Just had some thoughts ... BUT ... unfortunately my logic does not seem to line up with Rotman's logic ...

My thoughts are as follows:

$$\pi (a) = \pi (s) $$

$$\Longrightarrow aK = sK$$

$$\Longrightarrow a = sk$$ for some $$k \in K$$ since $$a$$ must belong to $$sK$$ ... ... (is this a legitimate step ...)

$$\Longrightarrow s^{-1} a = k$$

$$\Longrightarrow as^{-1} = k$$

$$\Longrightarrow as^{-1} \in \text{ker } \pi = K$$ Is that correct?

BUT note ... logic is different from Rotman's set of steps ... ... what is Rotman's logic ...?Peter

 

[GJA]

Hi, Peter.

The reasoning in your EDIT section copied below is correct, including the step where you ask if $a=sk$ is legitimate (it is because $K$ is a (sub)group and so must contain the identity, which implies $a\in aK$).

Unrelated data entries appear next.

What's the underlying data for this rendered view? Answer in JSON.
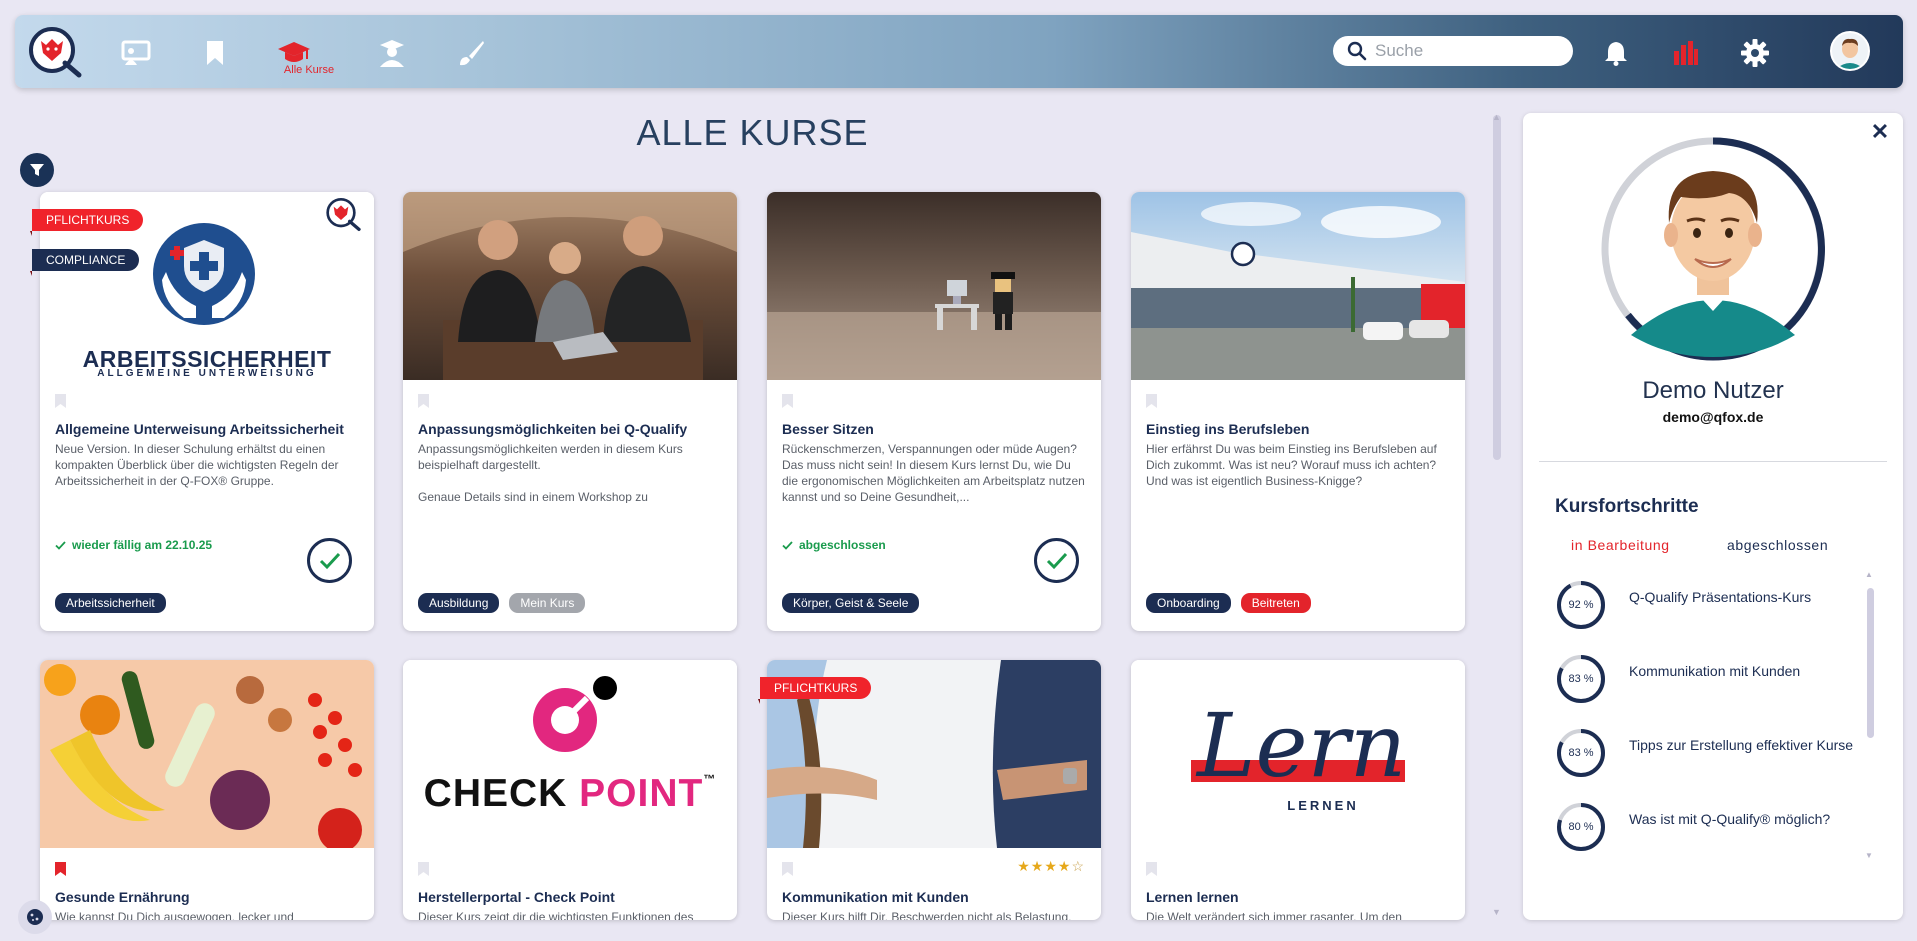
{
  "nav": {
    "active_label": "Alle Kurse",
    "icons": [
      "presentation-icon",
      "bookmark-icon",
      "graduation-cap-icon",
      "teacher-icon",
      "brush-icon"
    ],
    "search_placeholder": "Suche"
  },
  "page": {
    "title": "ALLE KURSE"
  },
  "cards": [
    {
      "ribbons": [
        "PFLICHTKURS",
        "COMPLIANCE"
      ],
      "logo_line1": "ARBEITSSICHERHEIT",
      "logo_line2": "ALLGEMEINE UNTERWEISUNG",
      "title": "Allgemeine Unterweisung Arbeitssicherheit",
      "desc": "Neue Version. In dieser Schulung erhältst du einen kompakten Überblick über die wichtigsten Regeln der Arbeitssicherheit in der Q-FOX® Gruppe.",
      "status": "wieder fällig am 22.10.25",
      "tags": [
        "Arbeitssicherheit"
      ]
    },
    {
      "title": "Anpassungsmöglichkeiten bei Q-Qualify",
      "desc": "Anpassungsmöglichkeiten werden in diesem Kurs beispielhaft dargestellt.",
      "desc2": "Genaue Details sind in einem Workshop zu",
      "tags": [
        "Ausbildung",
        "Mein Kurs"
      ]
    },
    {
      "title": "Besser Sitzen",
      "desc": "Rückenschmerzen, Verspannungen oder müde Augen? Das muss nicht sein! In diesem Kurs lernst Du, wie Du die ergonomischen Möglichkeiten am Arbeitsplatz nutzen kannst und so Deine Gesundheit,...",
      "status": "abgeschlossen",
      "tags": [
        "Körper, Geist & Seele"
      ]
    },
    {
      "title": "Einstieg ins Berufsleben",
      "desc": "Hier erfährst Du was beim Einstieg ins Berufsleben auf Dich zukommt. Was ist neu? Worauf muss ich achten? Und was ist eigentlich Business-Knigge?",
      "tags": [
        "Onboarding",
        "Beitreten"
      ]
    },
    {
      "title": "Gesunde Ernährung",
      "desc": "Wie kannst Du Dich ausgewogen, lecker und"
    },
    {
      "logo_text1": "CHECK",
      "logo_text2": "POINT",
      "logo_tm": "™",
      "title": "Herstellerportal - Check Point",
      "desc": "Dieser Kurs zeigt dir die wichtigsten Funktionen des"
    },
    {
      "ribbons": [
        "PFLICHTKURS"
      ],
      "rating": 4,
      "title": "Kommunikation mit Kunden",
      "desc": "Dieser Kurs hilft Dir, Beschwerden nicht als Belastung,"
    },
    {
      "logo_script": "Lernen",
      "logo_caption": "LERNEN",
      "title": "Lernen lernen",
      "desc": "Die Welt verändert sich immer rasanter. Um den"
    }
  ],
  "profile": {
    "name": "Demo Nutzer",
    "email": "demo@qfox.de",
    "progress_title": "Kursfortschritte",
    "tabs": [
      "in Bearbeitung",
      "abgeschlossen"
    ],
    "items": [
      {
        "pct_label": "92 %",
        "pct": 92,
        "label": "Q-Qualify Präsentations-Kurs"
      },
      {
        "pct_label": "83 %",
        "pct": 83,
        "label": "Kommunikation mit Kunden"
      },
      {
        "pct_label": "83 %",
        "pct": 83,
        "label": "Tipps zur Erstellung effektiver Kurse"
      },
      {
        "pct_label": "80 %",
        "pct": 80,
        "label": "Was ist mit Q-Qualify® möglich?"
      }
    ]
  },
  "colors": {
    "navy": "#1c2d52",
    "red": "#e3242b",
    "green": "#1a9b4d"
  }
}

Just had some thoughts ... BUT ... unfortunately my logic does not seem to line up with Rotman's logic ...

My thoughts are as follows:

$$\pi (a) = \pi (s) $$

$$\Longrightarrow aK = sK$$

$$\Longrightarrow a = sk$$ for some $$k \in K$$ since $$a$$ must belong to $$sK$$ ... ... (is this a legitimate step ...)

$$\Longrightarrow s^{-1} a = k$$

$$\Longrightarrow as^{-1} = k$$

$$\Longrightarrow as^{-1} \in \text{ker } \pi = K$$ Is that correct?

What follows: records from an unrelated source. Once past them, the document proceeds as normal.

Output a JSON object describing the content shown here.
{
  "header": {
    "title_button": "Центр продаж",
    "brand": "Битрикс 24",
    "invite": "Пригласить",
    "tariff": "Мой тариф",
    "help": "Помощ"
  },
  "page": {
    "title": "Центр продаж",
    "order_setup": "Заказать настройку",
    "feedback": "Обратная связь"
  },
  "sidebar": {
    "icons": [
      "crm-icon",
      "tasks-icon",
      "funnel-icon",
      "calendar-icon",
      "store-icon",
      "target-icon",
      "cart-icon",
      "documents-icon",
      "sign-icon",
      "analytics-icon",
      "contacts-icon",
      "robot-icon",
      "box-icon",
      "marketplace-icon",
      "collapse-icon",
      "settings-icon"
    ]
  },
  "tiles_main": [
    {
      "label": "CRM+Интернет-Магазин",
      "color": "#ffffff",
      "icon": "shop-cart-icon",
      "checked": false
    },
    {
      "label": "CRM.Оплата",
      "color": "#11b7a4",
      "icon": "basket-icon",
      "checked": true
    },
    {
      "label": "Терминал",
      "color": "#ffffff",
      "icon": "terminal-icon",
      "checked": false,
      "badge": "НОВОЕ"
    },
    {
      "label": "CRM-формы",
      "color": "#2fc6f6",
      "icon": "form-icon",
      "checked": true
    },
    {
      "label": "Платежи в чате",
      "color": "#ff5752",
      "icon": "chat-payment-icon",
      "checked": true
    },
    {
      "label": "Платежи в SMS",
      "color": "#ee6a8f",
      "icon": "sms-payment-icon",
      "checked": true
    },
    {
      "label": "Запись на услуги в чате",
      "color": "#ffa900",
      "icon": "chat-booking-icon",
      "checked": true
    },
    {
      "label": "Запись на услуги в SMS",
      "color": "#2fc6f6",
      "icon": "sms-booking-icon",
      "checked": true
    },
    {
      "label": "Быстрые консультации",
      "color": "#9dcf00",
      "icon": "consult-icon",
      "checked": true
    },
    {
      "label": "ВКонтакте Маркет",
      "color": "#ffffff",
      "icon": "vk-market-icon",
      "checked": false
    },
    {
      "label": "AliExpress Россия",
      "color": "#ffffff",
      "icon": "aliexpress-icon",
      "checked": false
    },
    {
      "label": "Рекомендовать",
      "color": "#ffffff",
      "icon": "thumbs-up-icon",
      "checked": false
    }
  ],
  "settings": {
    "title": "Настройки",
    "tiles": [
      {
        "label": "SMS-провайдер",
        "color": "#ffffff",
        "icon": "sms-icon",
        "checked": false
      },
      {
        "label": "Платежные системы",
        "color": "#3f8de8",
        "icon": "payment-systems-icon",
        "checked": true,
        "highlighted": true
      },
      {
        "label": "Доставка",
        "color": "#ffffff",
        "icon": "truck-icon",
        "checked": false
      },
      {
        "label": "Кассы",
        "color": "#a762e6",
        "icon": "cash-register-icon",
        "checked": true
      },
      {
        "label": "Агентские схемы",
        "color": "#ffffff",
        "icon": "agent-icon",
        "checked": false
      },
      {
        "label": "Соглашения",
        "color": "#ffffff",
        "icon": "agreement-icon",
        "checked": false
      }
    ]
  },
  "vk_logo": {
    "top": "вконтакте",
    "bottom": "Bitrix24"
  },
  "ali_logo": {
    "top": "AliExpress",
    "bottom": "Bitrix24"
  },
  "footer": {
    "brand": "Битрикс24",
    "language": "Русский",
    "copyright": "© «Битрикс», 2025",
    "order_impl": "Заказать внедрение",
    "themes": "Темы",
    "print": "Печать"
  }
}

BUT note ... logic is different from Rotman's set of steps ... ... what is Rotman's logic ...?

Indeed, your reasoning is expressed a little different from Rotman's (with yours on the level of elements from $G$ throughout and with Rotman's given on the level of cosets and group homomorphisms), but it is equally valid and yields the same conclusion, well done!

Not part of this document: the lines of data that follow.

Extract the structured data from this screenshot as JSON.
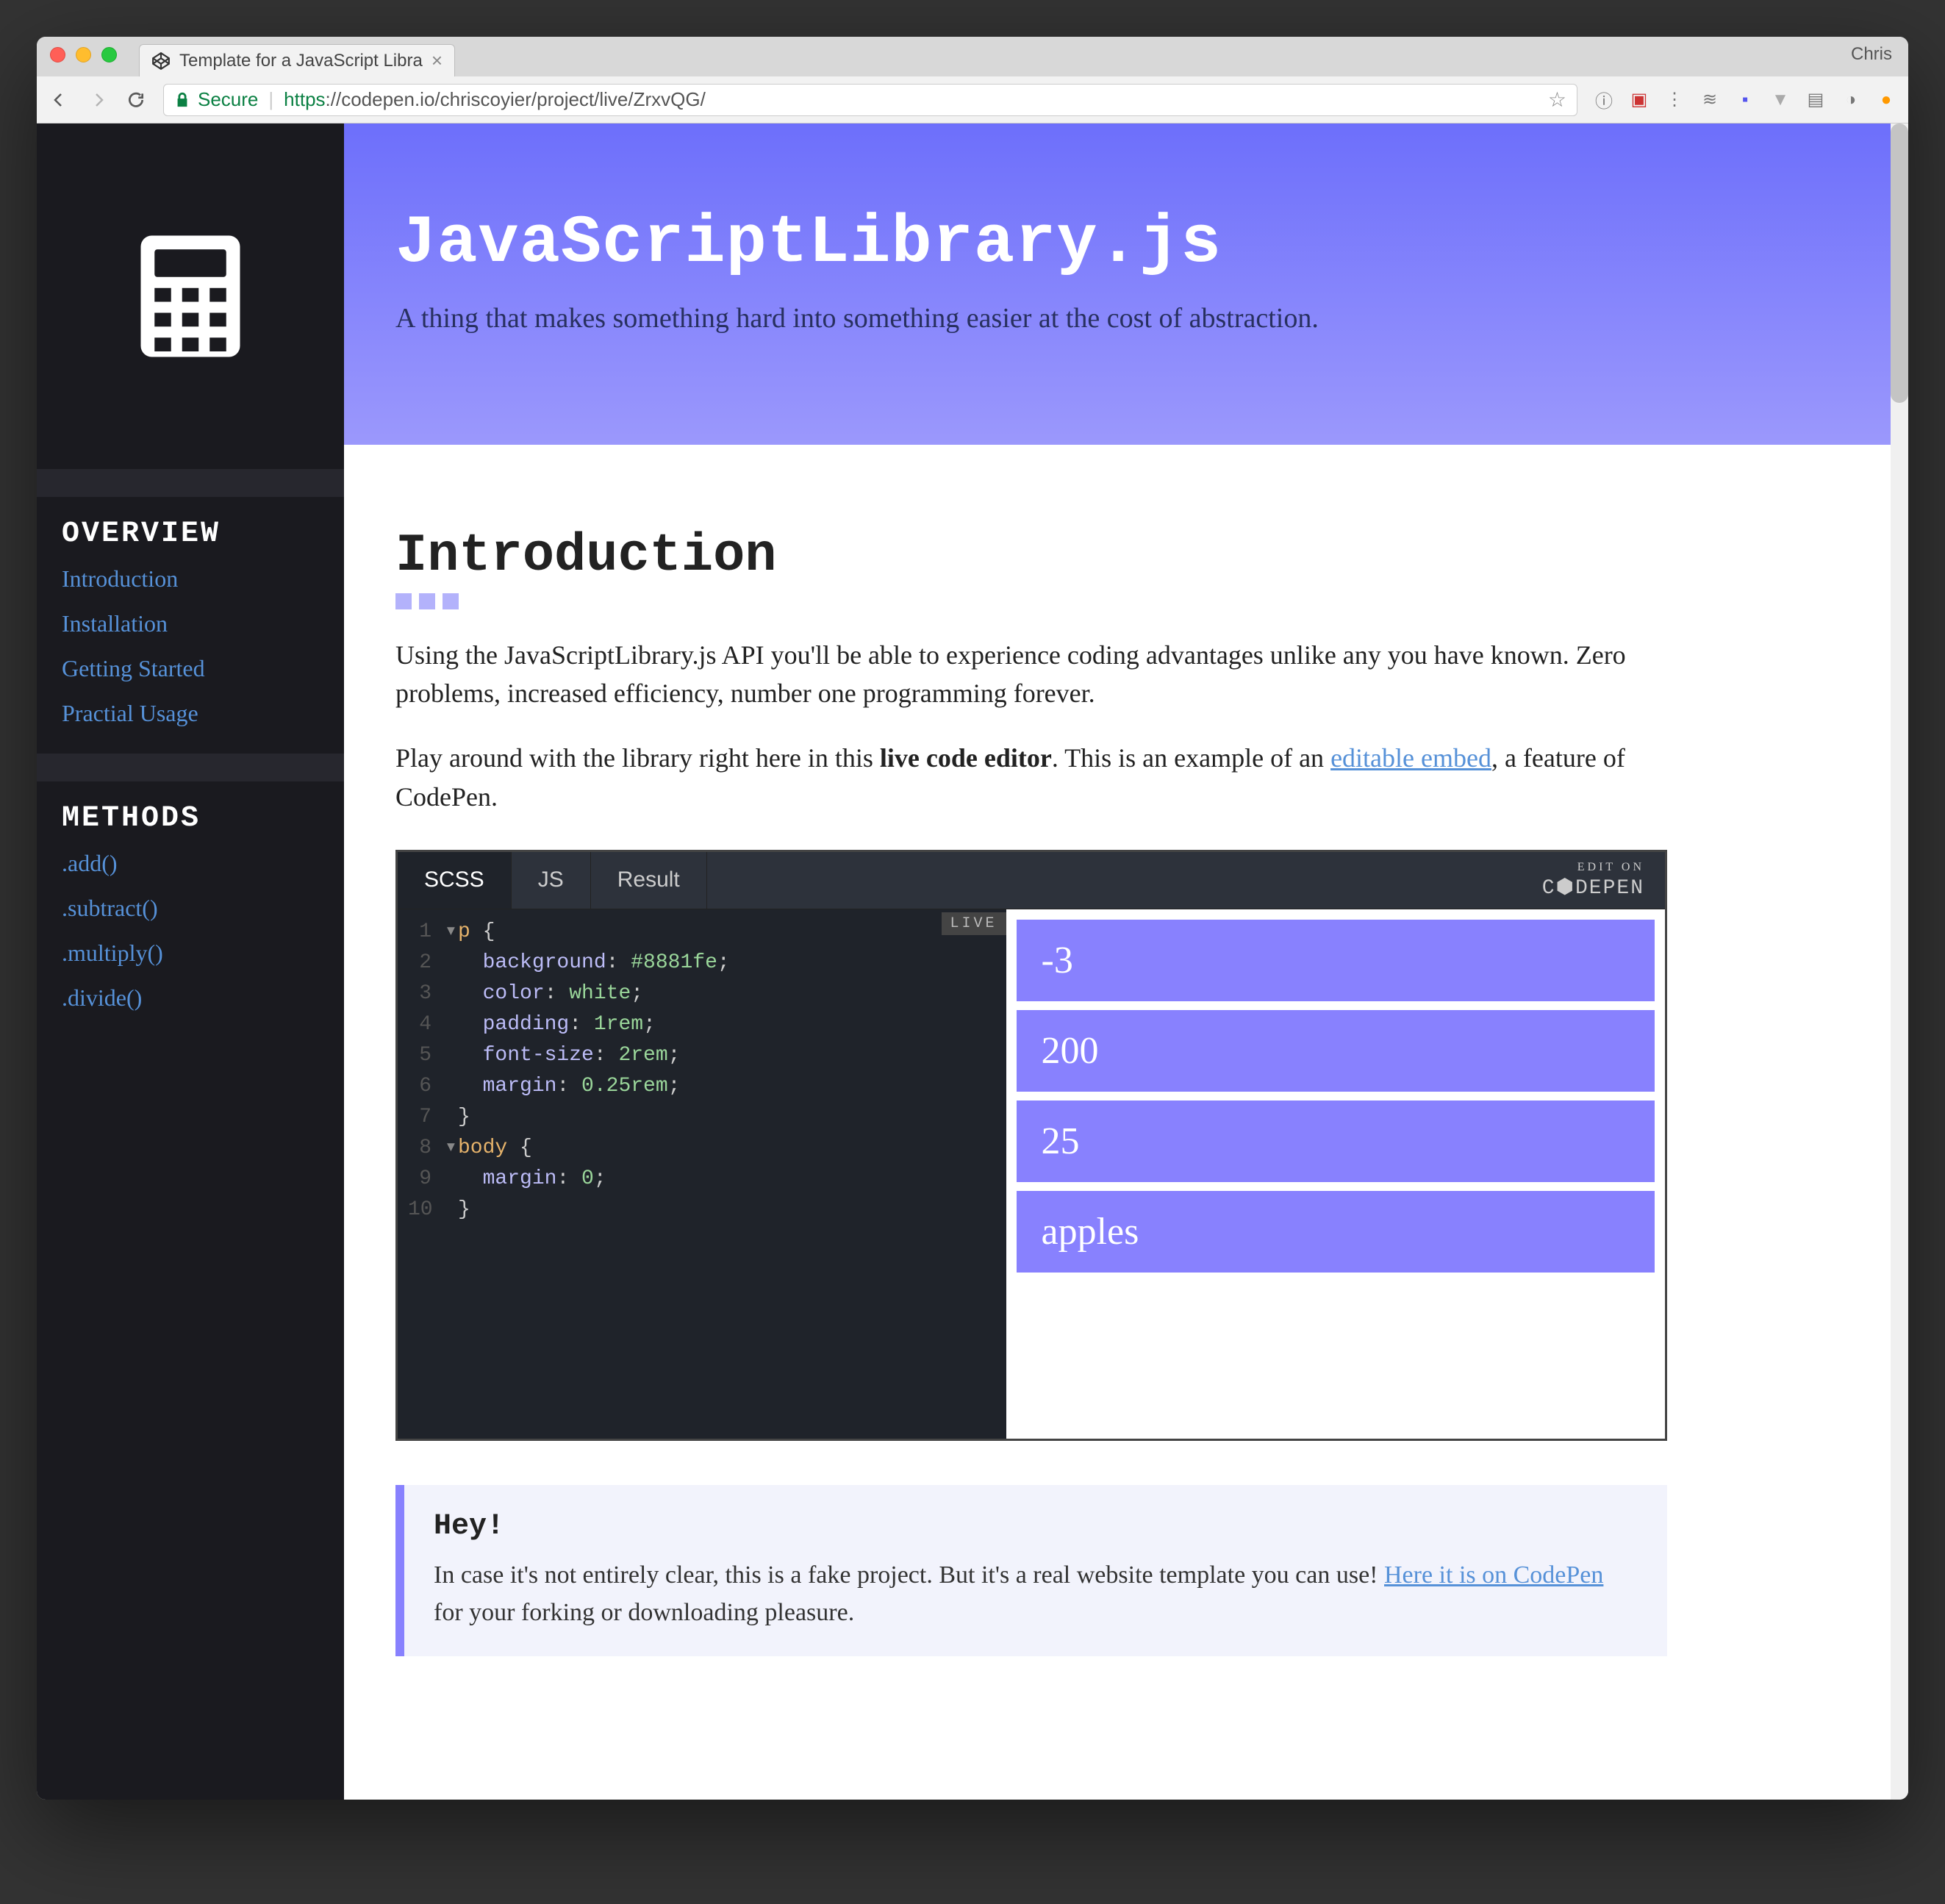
{
  "browser": {
    "tab_title": "Template for a JavaScript Libra",
    "user": "Chris",
    "secure_label": "Secure",
    "url_proto": "https",
    "url_rest": "://codepen.io/chriscoyier/project/live/ZrxvQG/"
  },
  "sidebar": {
    "section_overview": "OVERVIEW",
    "overview_items": [
      "Introduction",
      "Installation",
      "Getting Started",
      "Practial Usage"
    ],
    "section_methods": "METHODS",
    "method_items": [
      ".add()",
      ".subtract()",
      ".multiply()",
      ".divide()"
    ]
  },
  "hero": {
    "title": "JavaScriptLibrary.js",
    "subtitle": "A thing that makes something hard into something easier at the cost of abstraction."
  },
  "intro": {
    "heading": "Introduction",
    "p1": "Using the JavaScriptLibrary.js API you'll be able to experience coding advantages unlike any you have known. Zero problems, increased efficiency, number one programming forever.",
    "p2a": "Play around with the library right here in this ",
    "p2b": "live code editor",
    "p2c": ". This is an example of an ",
    "p2link": "editable embed",
    "p2d": ", a feature of CodePen."
  },
  "embed": {
    "tabs": [
      "SCSS",
      "JS",
      "Result"
    ],
    "active_tab": "SCSS",
    "edit_small": "EDIT ON",
    "edit_big": "C⬢DEPEN",
    "live_badge": "LIVE",
    "code_lines": [
      {
        "n": "1",
        "fold": "▾",
        "sel": "p ",
        "pun": "{"
      },
      {
        "n": "2",
        "indent": true,
        "key": "background",
        "pun1": ": ",
        "val": "#8881fe",
        "pun2": ";"
      },
      {
        "n": "3",
        "indent": true,
        "key": "color",
        "pun1": ": ",
        "val": "white",
        "pun2": ";"
      },
      {
        "n": "4",
        "indent": true,
        "key": "padding",
        "pun1": ": ",
        "val": "1rem",
        "pun2": ";"
      },
      {
        "n": "5",
        "indent": true,
        "key": "font-size",
        "pun1": ": ",
        "val": "2rem",
        "pun2": ";"
      },
      {
        "n": "6",
        "indent": true,
        "key": "margin",
        "pun1": ": ",
        "val": "0.25rem",
        "pun2": ";"
      },
      {
        "n": "7",
        "pun": "}"
      },
      {
        "n": "8",
        "fold": "▾",
        "sel": "body ",
        "pun": "{"
      },
      {
        "n": "9",
        "indent": true,
        "key": "margin",
        "pun1": ": ",
        "val": "0",
        "pun2": ";"
      },
      {
        "n": "10",
        "pun": "}"
      }
    ],
    "preview_values": [
      "-3",
      "200",
      "25",
      "apples"
    ]
  },
  "callout": {
    "heading": "Hey!",
    "text1": "In case it's not entirely clear, this is a fake project. But it's a real website template you can use! ",
    "link": "Here it is on CodePen",
    "text2": " for your forking or downloading pleasure."
  }
}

Can someone please explain exactly how/why $$\pi (a) = \pi (s)$$ implies that $$as^{-1} \in \text{ ker } \pi = K$$ ... ...

For any group homomorphism, say $h:G_{1}\rightarrow G_{2},$ $h(g^{-1})=\left[h(g)\right]^{-1}$ (a short but good exercise to try for yourself if you're not already familiar with this fact). Hence, $\pi(a)=\pi(s)\Longrightarrow\left[\pi(a)\right]^{-1}=\left[\pi(s)\right]^{-1}.$

Now we compute: $\pi(as^{-1})=\pi(a)\pi(s^{-1})=\pi(a)\left[\pi(s)\right]^{-1}=\pi(a)\left[\pi(a)\right]^{-1}=\text{Identity in}~G/K=K.$

 

[Math Amateur]

Hi, Peter.

The reasoning in your EDIT section copied below is correct, including the step where you ask if $a=sk$ is legitimate (it is because $K$ is a (sub)group and so must contain the identity, which implies $a\in aK$).
Indeed, your reasoning is expressed a little different from Rotman's (with yours on the level of elements from $G$ throughout and with Rotman's given on the level of cosets and group homomorphisms), but it is equally valid and yields the same conclusion, well done!
For any group homomorphism, say $h:G_{1}\rightarrow G_{2},$ $h(g^{-1})=\left[h(g)\right]^{-1}$ (a short but good exercise to try for yourself if you're not already familiar with this fact). Hence, $\pi(a)=\pi(s)\Longrightarrow\left[\pi(a)\right]^{-1}=\left[\pi(s)\right]^{-1}.$

Now we compute: $\pi(as^{-1})=\pi(a)\pi(s^{-1})=\pi(a)\left[\pi(s)\right]^{-1}=\pi(a)\left[\pi(a)\right]^{-1}=\text{Identity in}~G/K=K.$

Thanks GJA ...

... most helpful !

Peter